The high retail cost of our books is coming down now. Deliberate planning, the decline of PF sales and the explosive popularity of fifth edition are letting us shift into more mainstream MSRP ranges.

We work very hard and are by no means getting more than 'ok' compensation. Regardless I am proud of our direction and improved releases. I hope you revisit your impressions of us as a company even if you ultimately do not change your mind.

Thanks.

Zach Glazar, Frog God Games.

Abraxus

How is making the PDF version of a book almost as expensive.

An rpg company does not have to pay for shipping the PDF to consumers. Nor shipping the book from say China to North America. Nor  storage fees to pay a company to hold the books until they are needed. Almost no distribution fees beyond Drivethrurp and maybe rpgnow.

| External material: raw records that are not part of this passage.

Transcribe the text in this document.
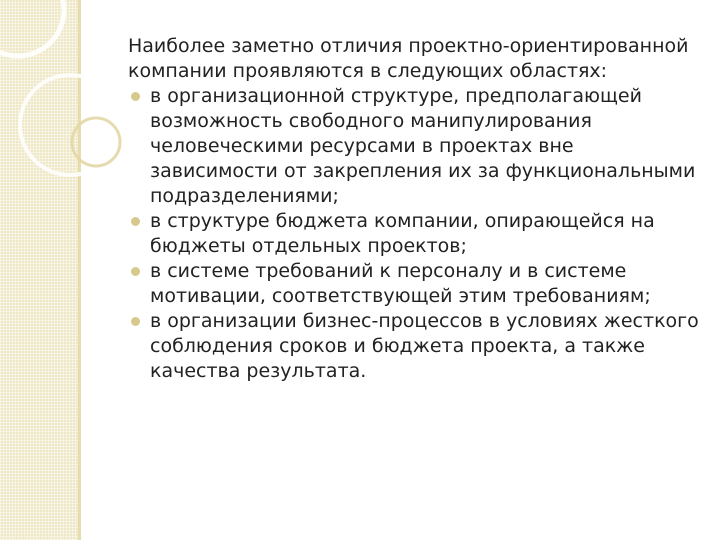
Наиболее заметно отличия проектно-ориентированной компании проявляются в следующих областях:

в организационной структуре, предполагающей возможность свободного манипулирования человеческими ресурсами в проектах вне зависимости от закрепления их за функциональными подразделениями;
в структуре бюджета компании, опирающейся на бюджеты отдельных проектов;
в системе требований к персоналу и в системе мотивации, соответствующей этим требованиям;
в организации бизнес-процессов в условиях жесткого соблюдения сроков и бюджета проекта, а также качества результата.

I'm not saying give away tbe PDF and I understand the need to keep a book and PDF bundle sold at the same price. Don't try and tell me that one format of a book that has less expenses attached to publishing it will cost as much as the format with more expenses attached.

Again make money as an rpg company. I would the same but don't mark up the cheaper version to be as much as the expensive version then think the fans won't notice. We do.